Making a connection to those who defend us

Last summer, one of my favorite possessions, a cap from the U.S.S. Belknap, the command ship of the Sixth Fleet, flew off my head during a twilight boat ride on a lake in Maine. Shrieking, I had my sister-in-law turn the speed boat around, and we searched until we found the black hat bobbing in the darkening water.

Until now, my hat was just a cool thing to own. Given to me in Israel by an officer of the ship whom my family hosted as part of a reciprocal visitation program, it was the envy of many of my kibbutz friends — as cool an object to them as to me.

That hat has taken on a new meaning in the last few weeks since America’s war against terror began. I look at my hat in a new way, thinking about the servicemen and women aboard that ship and others as I do so. I don’t know anything about them or their families, and that’s a strange feeling.

Until I moved to Israel, I had the typical American Jewish experience of not knowing anyone in active service. But that changed overnight in Israel, where almost everyone is, lives with or knows a soldier.

There’s Omer, the son of my neighbor, grinning rakishly as he walks down the path to his home for a Shabbat furlough, paratrooper’s beret slapped on his head for eema’s benefit as he nears the door. It seems only yesterday that a 12-year-old Omer stood on my doorstep, shyly asking if I would please speak only English to him so that he could get a better grade in school. I can still hear him throwing the best of American slang my way while promising to drop by before he returns to his base.
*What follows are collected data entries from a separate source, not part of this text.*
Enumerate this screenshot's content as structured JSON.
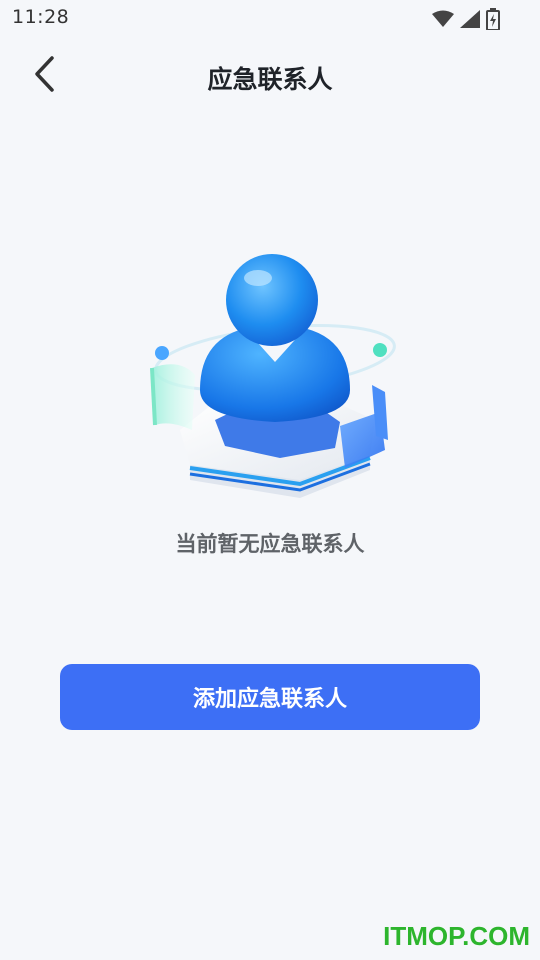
{
  "status_bar": {
    "time": "11:28",
    "icons": [
      "wifi-icon",
      "signal-icon",
      "battery-icon"
    ]
  },
  "header": {
    "back_icon": "chevron-left-icon",
    "title": "应急联系人"
  },
  "empty_state": {
    "illustration": "contact-person-3d-illustration",
    "message": "当前暂无应急联系人"
  },
  "actions": {
    "add_label": "添加应急联系人"
  },
  "watermark": "ITMOP.COM",
  "colors": {
    "background": "#f5f7fa",
    "primary": "#3d6ff5",
    "title": "#1f2329",
    "secondary_text": "#5f6368",
    "watermark": "#2db52d"
  }
}
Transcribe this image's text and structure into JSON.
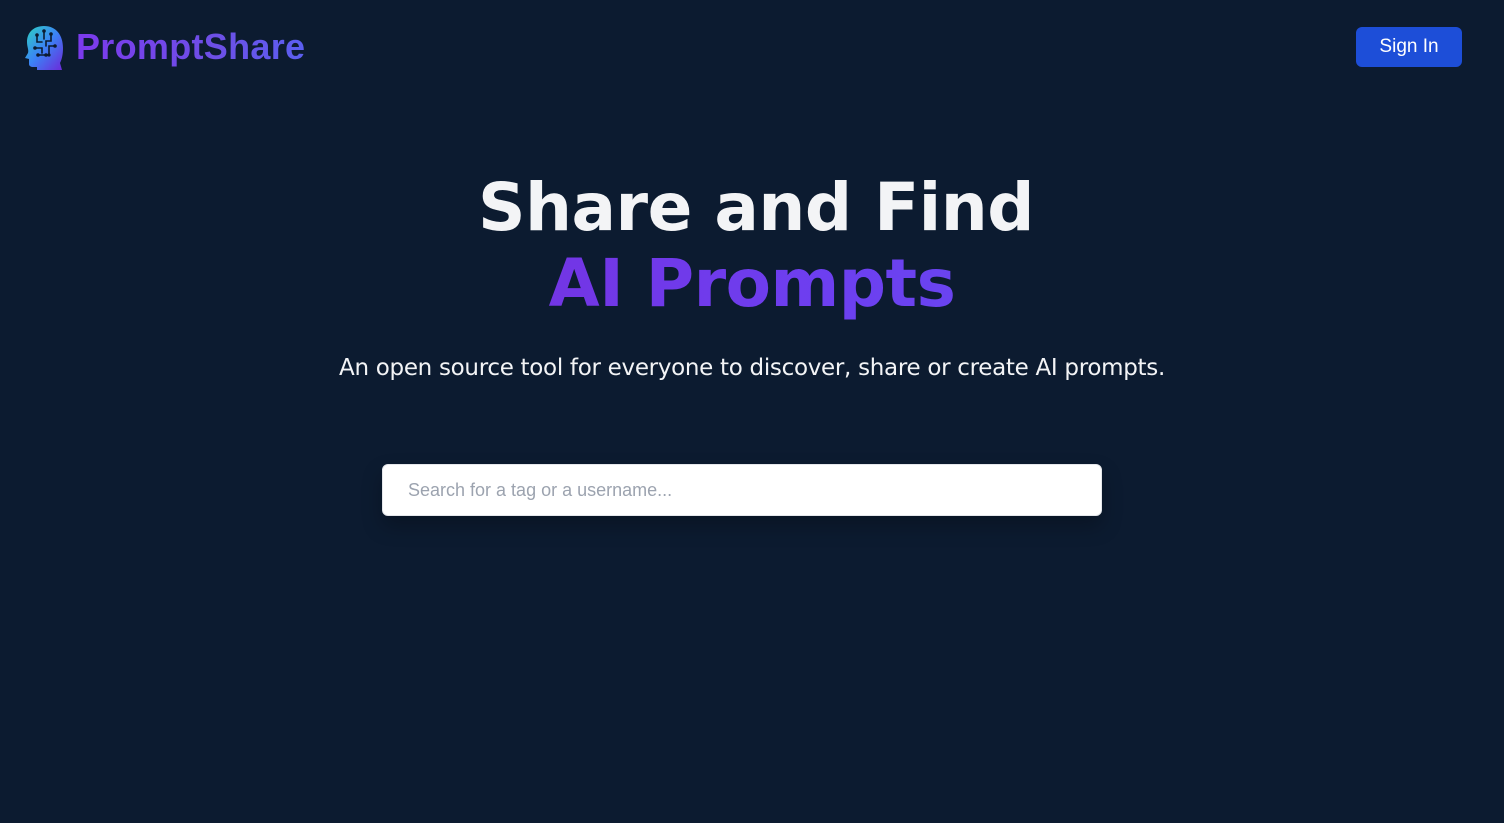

There’s Joe, the American immigrant and father of three, equally shy, who startled me one day during a run in the fields, determined to tell me the location of leaky sprinkler valves that runners could drink from or cool off in. Joe left for reserve duty shortly after the birth of his third child, and never returned. May he rest in peace.

There’s Geula, of blessed memory, the concentration camp survivor, whose two sons died in Israel’s wars. A hard-working pioneer, she rarely spoke of her loss.

In Israel, I knew the people who protected me and my family. I knew their lives and hopes, motivations and fears. I knew the hardships their families suffered during their absences. Like all Israelis, I worried about their coming and going, and every fatality was a fatality that hit home.

Here I don’t know the people who protect me. I wish I did. They seem the antithesis of every negative stereotype attributed to the generations following Tom Brokaw’s “the Greatest”: the boomers, Generation X, Generation J (the Jewish equivalent of X) and the new young and wired Generation Y (the children of boomers).

As a citizen of a country unthreatened on its own soil for most of my lifetime, I’d like to hear why those who serve the U.S. choose to do so, or stay in a voluntary army long after the years they’ve signed up for are over. I think I know what they’ll say (it’s definitely not the pay), but I know it’ll do me good to hear them say it anyway.

I also know American servicemen and women have spouses, parents, sons and daughters, siblings and friends. I wish I knew these people too, so that I could try to help ease the pain of absence, as everyone does in Israel.

I’m grateful to our American servicemen and women. I felt the same way about them in Israel during the Gulf War, when they entered Iraq. For now I express that gratitude mainly through thought and prayer. I pray for their safety and their courage. I pray they will all return home.

Surprisingly, I also find myself writing letters with my children to an address we saw on television for letters to “Any Service Member.” We generally don’t respond to requests from or polls conducted on television. Who has the time?

Now, we’re making time. Because even if we don’t know those who are protecting us, we believe it’s important they know how much their service means to us and that we do not take them for granted. I doubt I’ll ever put my black cap on again without thinking twice about the person who gave it to me, the family he left behind in Baltimore and the many others like him who risk their lives for ours. May they go from strength to strength.